Dance as Destiny: A Feminist Reconsideration of the Indian Danseuse in her Many Forms

Thursday, November 10, 2022 at 7 p.m.

Free for Members. Reservations Encouraged.

Join Dr. Mrinalini Rajagopalan, Associate Professor and Chair, Department of History of Art and Architecture at the University of Pittsburgh, for this exciting evening lecture.

In 1926 British colonial archaeologists found a bronze statue depicting a woman in Mohenjodaro (now Pakistan). Small enough to fit in the palm of a hand and made close to 4000 years ago, the figure wears only jewelry and sports an elaborate hairdo. Perhaps it was her posture: one arm akimbo resting on her waist and leg bent at the knee, that led the male archaeologists to dub her the Dancing Girl. Since then, archaeologists, curators, and art historians have suggested that she could just as easily represent a female warrior, laborer, or devotee. Yet, the sculpture continues to be displayed at the National Museum, New Delhi as Dancing Girl.

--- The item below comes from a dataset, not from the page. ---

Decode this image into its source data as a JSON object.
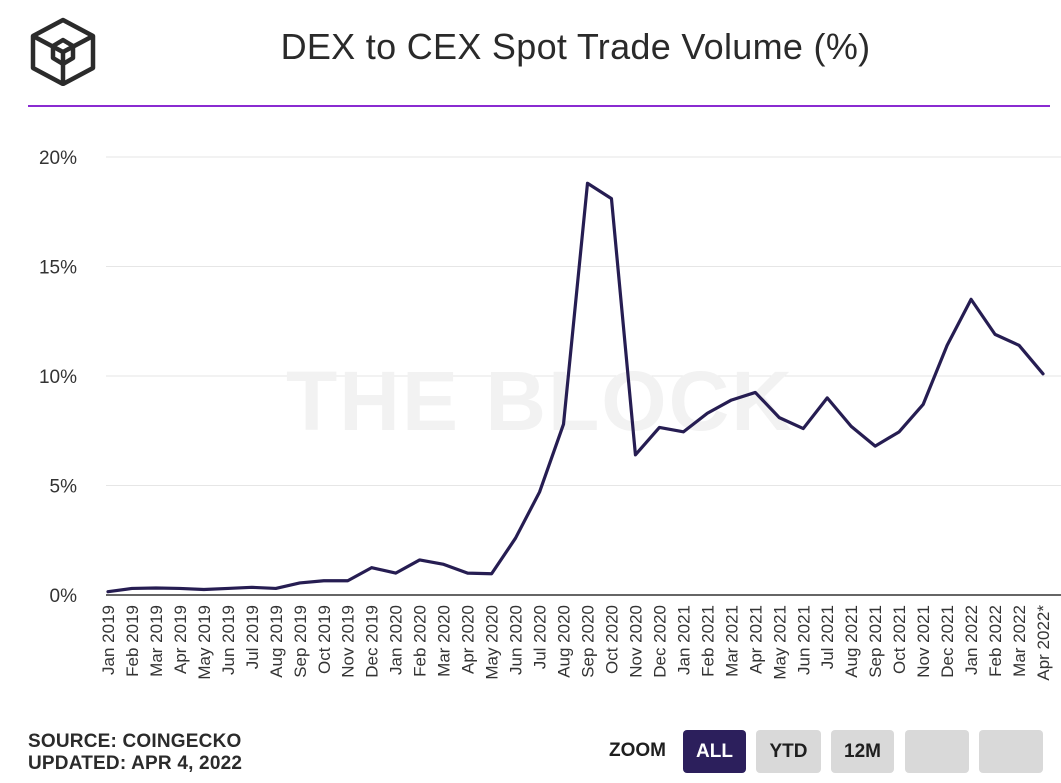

From Indus-era bronzes, to Bollywood films depicting Mughal courtesans, to ill-fated efforts to outlaw urban “dance bars”, the figure of the danseuse is ever present over four millennia of Indian history. Revered as a goddess, reviled as a seductress, empowered as creative actors, disenfranchised as social pariahs, the Indian female dancer reflects her nation’s preoccupations with sexuality and gendered expectations. This presentation offers a critical and creative rethinking of female dancers in Indian art as more than passive receptacles of male desire or predictable ciphers of femininity. How might we deploy a rich corpus of sculptures, paintings, photographs, and films to rethink the Indian dancer as savvy politician, prolific litterateur, or radical activist? Nearly one hundred years after the Indus bronze was found by male colonialists, it is time to reconsider both her infantilizing moniker of “dancing girl” and the predictable destinies to which she and others Indian dancers have been doomed.

Bio

Mrinalini Rajagopalan is Associate Professor and Chair, Department of History of Art and Architecture at the University of Pittsburgh. She is an architectural and urban historian of modern and contemporary India. She is currently working on a book titled Marks She Made: The Art and Architecture of Begum Samru, 1803-1836. Her book Building Histories: The Archival and Affective Lives of Five Monuments in Modern Delhi (University of Chicago Press, 2016) won the 2018 Annual Alice Davis Hitchcock Award presented by the Society of Architectural Historians for the most distinguished book in the field.